Mon cousin s'appelle Grégoire.
Quand j'étais petite, il y avait chez lui des disques de
Ménie Grégoire, et du haut de mes 6 ou 7 ans je croyais que c'était sa propre grand-mère, l'autre, celle qui n'était pas notre "Dadot" commune, qui lui racontait des histoires en disques, je trouvais ça fascinant !
Et je suis restée longtemps avec ce souvenir, sans jamais chercher à savoir qui était vraiment cette femme. Pour moi, ce devait être une narratrice qui lisait des histoires aux enfants dans les années 70.
Et puis l'an dernier c'est amusant, je repensais à elle, et la même semaine je tombe sur ce livre,
L'heure des femmes, sans savoir au début de quoi il s'agissait.
C'est ni plus ni moins l'histoire romancée par
Adèle Bréau sa propre petite fille, de
Ménie Grégoire, cette grande dame de la radio et du féminisme, qui a sauvé quantité de femmes de l'ignorance concernant leur sexualité et leurs droits.
Je l'avais dévoré, et comme il fait partie de la sélection pour le Prix du Jury magasin U/Livre de poche, je le re-lis avec vous bien volontiers.
Gros coup de coeur en approche ! 😀
Ménie :
"Une sacrée bonne femme. Qui a donné la parole à beaucoup d'autres en lançant son émission de libre antenne."
Marie, qui préfère qu'on l'appelle Ménie, et avec qui on fait connaissance, toute jeune, est née dans une famille de garçons, "hyper" catholique de Cholet. Et comme souvent à cette époque, sa vie est corsetée de principes d'un autre siècle.
On la retrouve après quelques pages, au milieu des années 60, grande bourgeoise parisienne, très chic, la petite cinquantaine, mère de 3 filles quasiment adultes, femme de Roger, haut fonctionnaire, dont elle est toujours amoureuse. Et pour autant, et malgré son éducation, une femme très moderne.
Son mari la laisse être journaliste pour des journaux féminins, sa marotte, elle est pigiste pour ELLE.
Elle adore les femmes et leurs parcours. Mais pas les bourgeoises qui ont tout, comme elles, les autres, "celles qui, depuis la guerre, ont choisi ou ont été contraintes de trouver un travail."
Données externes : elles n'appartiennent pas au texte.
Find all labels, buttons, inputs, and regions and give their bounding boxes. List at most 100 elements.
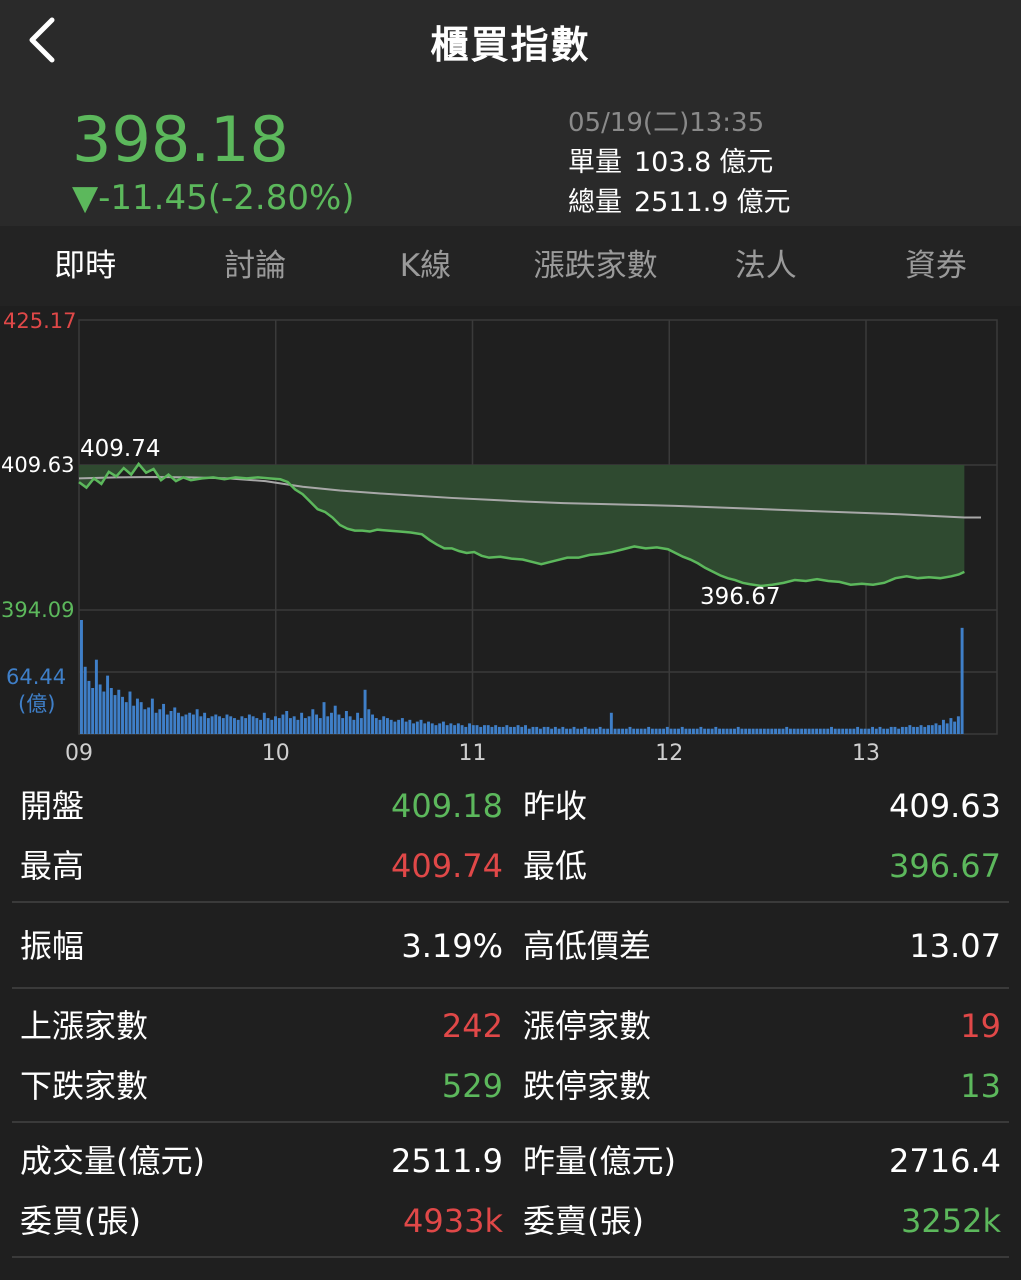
limit-up-value: 19	[960, 1007, 1001, 1045]
volume-bar	[609, 712, 613, 734]
prev-turnover-value: 2716.4	[889, 1142, 1001, 1180]
tab-advance-decline[interactable]: 漲跌家數	[511, 226, 681, 306]
volume-bar	[960, 627, 964, 734]
volume-bar	[509, 726, 513, 734]
volume-bar	[318, 718, 322, 734]
tab-realtime[interactable]: 即時	[0, 226, 170, 306]
volume-bar	[557, 728, 561, 734]
volume-bar	[953, 721, 957, 734]
tab-kline[interactable]: K線	[340, 226, 510, 306]
volume-bar	[538, 728, 542, 734]
volume-bar	[673, 728, 677, 734]
volume-bar	[852, 728, 856, 734]
quote-panel: 398.18 ▼-11.45(-2.80%) 05/19(二)13:35 單量 1…	[0, 90, 1021, 226]
high-annotation: 409.74	[80, 436, 160, 462]
volume-bar	[501, 726, 505, 734]
volume-bar	[886, 728, 889, 734]
volume-bar	[602, 728, 606, 734]
volume-bar	[647, 726, 651, 734]
x-tick-label: 11	[459, 741, 487, 766]
volume-bar	[277, 718, 281, 734]
volume-bar	[121, 696, 124, 734]
volume-bar	[311, 709, 315, 734]
volume-bar	[296, 719, 300, 734]
volume-bar	[658, 728, 662, 734]
volume-bar	[512, 726, 516, 734]
x-tick-label: 13	[852, 741, 880, 766]
volume-bar	[165, 714, 169, 734]
volume-bar	[733, 728, 736, 734]
volume-bar	[900, 726, 904, 734]
volume-bar	[654, 728, 658, 734]
intraday-chart[interactable]: 425.17 409.63 394.09 64.44 (億) 409.74 39…	[0, 306, 1021, 770]
volume-bar	[158, 709, 162, 734]
volume-bar	[188, 712, 192, 734]
volume-bar	[621, 728, 625, 734]
volume-bar	[303, 718, 307, 734]
tab-bar: 即時 討論 K線 漲跌家數 法人 資券	[0, 226, 1021, 306]
volume-bar	[333, 705, 337, 734]
volume-bar	[367, 709, 371, 734]
volume-bar	[128, 691, 132, 734]
volume-unit-label: (億)	[18, 692, 55, 716]
volume-bar	[893, 726, 897, 734]
high-label: 最高	[20, 847, 85, 885]
total-volume-value: 2511.9	[634, 187, 729, 218]
volume-bar	[747, 728, 751, 734]
divider	[12, 1256, 1009, 1258]
volume-bar	[788, 728, 792, 734]
volume-bar	[934, 723, 938, 734]
volume-bar	[617, 728, 621, 734]
volume-bar	[710, 728, 714, 734]
volume-bar	[800, 728, 804, 734]
volume-bar	[87, 680, 91, 734]
up-count-value: 242	[441, 1007, 503, 1045]
volume-bar	[505, 725, 509, 734]
volume-bar	[550, 728, 554, 734]
tab-discussion[interactable]: 討論	[170, 226, 340, 306]
volume-bar	[598, 726, 602, 734]
volume-bar	[635, 728, 639, 734]
volume-bar	[736, 726, 740, 734]
volume-bar	[766, 728, 770, 734]
volume-bar	[643, 728, 647, 734]
limit-down-label: 跌停家數	[523, 1067, 652, 1105]
page-title: 櫃買指數	[430, 23, 591, 67]
volume-bar	[830, 726, 833, 734]
volume-bar	[80, 620, 83, 734]
volume-bar	[251, 716, 255, 734]
volume-bar	[389, 719, 393, 734]
divider	[12, 901, 1009, 903]
volume-bar	[449, 723, 453, 734]
volume-bar	[684, 728, 688, 734]
volume-bar	[288, 718, 292, 734]
volume-bar	[874, 728, 878, 734]
low-label: 最低	[523, 847, 588, 885]
volume-bar	[415, 721, 419, 734]
volume-bar	[695, 728, 699, 734]
spread-label: 高低價差	[523, 927, 652, 965]
volume-bar	[232, 718, 236, 734]
volume-bar	[91, 688, 95, 734]
volume-bar	[904, 726, 908, 734]
volume-bar	[632, 728, 636, 734]
tab-margin[interactable]: 資券	[851, 226, 1021, 306]
low-annotation: 396.67	[700, 584, 780, 610]
volume-bar	[524, 725, 527, 734]
volume-bar	[628, 726, 632, 734]
tab-institutional[interactable]: 法人	[681, 226, 851, 306]
price-fill-area	[79, 463, 965, 586]
volume-bar	[490, 726, 494, 734]
volume-bar	[494, 725, 498, 734]
volume-bar	[755, 728, 759, 734]
volume-bar	[744, 728, 748, 734]
volume-bar	[807, 728, 811, 734]
stats-row-amplitude: 振幅 3.19% 高低價差 13.07	[0, 916, 1021, 976]
volume-bar	[867, 728, 871, 734]
volume-bar	[225, 714, 229, 734]
volume-bar	[427, 721, 430, 734]
current-price: 398.18	[72, 103, 289, 176]
volume-bar	[889, 726, 893, 734]
volume-bar	[229, 716, 233, 734]
volume-bar	[912, 726, 916, 734]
Mais aussi les femmes au foyer, celles qui subissent des violences (notez, tout cela peut se vivre dans la bourgeoisie !), et les jeunes de l'âge de ses filles, des jeunes adultes.
Philippe, patron des programmes de RTL l'approche, pour lui proposer d'écouter, et de parler aux femmes à la radio. Ménie accepte une émission en tout début d'après-midi, moment idéal pour que chaque femme puisse prendre son temps pour l'écouter.
Ça a été le début d'une petite quinzaine d'années riche en émotions.
Esther :
En parallèle, on suit à partir de 2021 une jeune femme, Esther, vraisemblablement désorientée dans sa vie, qui s'est sauvée et réside à Bréhat depuis 3 mois chez une amie.
C'est une jeune femme moderne, violentée et battue par son mec, Pietro, pour qui le dernier coup a été celui de trop.
Elle écrit, et va se retrouver à enquêter sur la vie de
Ménie Grégoire. Elle doit pour cela écouter les bandes audio des 15 années où cette dernière a fait de la radio, rencontrer des gens qui l'ont connue, lire ses livres.
Adèle :
Bien sûr le fait que ce soit la petite fille de
Ménie Grégoire qui écrive, et fort bien - j'ai d'ailleurs découvert une autrice que j'aime beaucoup et que je vais suivre - apporte au roman.
Elle le dit elle-même à la fin, elle a beaucoup romancé, elle a inventé plein de personnages, mais aussi pris appui sur les courriers et sur des bandes radiophoniques. Il en sort donc un roman extrêmement équilibré entre vérité et fiction, sur des sujets passionnants !
J'ai passé quelques heures exquises en compagnie de ces femmes toutes plus courageuses les unes que les autres, à commencer par celles qui témoignent de leurs difficultés au quotidien, par l'équipe soudée qui entourait
Ménie Grégoire, et bien sûr par elle.
Un roman agréable, que j'ai lu avidemment et facilement, des personnages attachants, les femmes comme les hommes évidemment.
L'alternance entre les courriers, la vie de Ménie, la vie des femmes qu'on va suivre comme Mireille ou sa soeur Suzanne, et la vie de Esther, apporte un bon dynamisme au livre.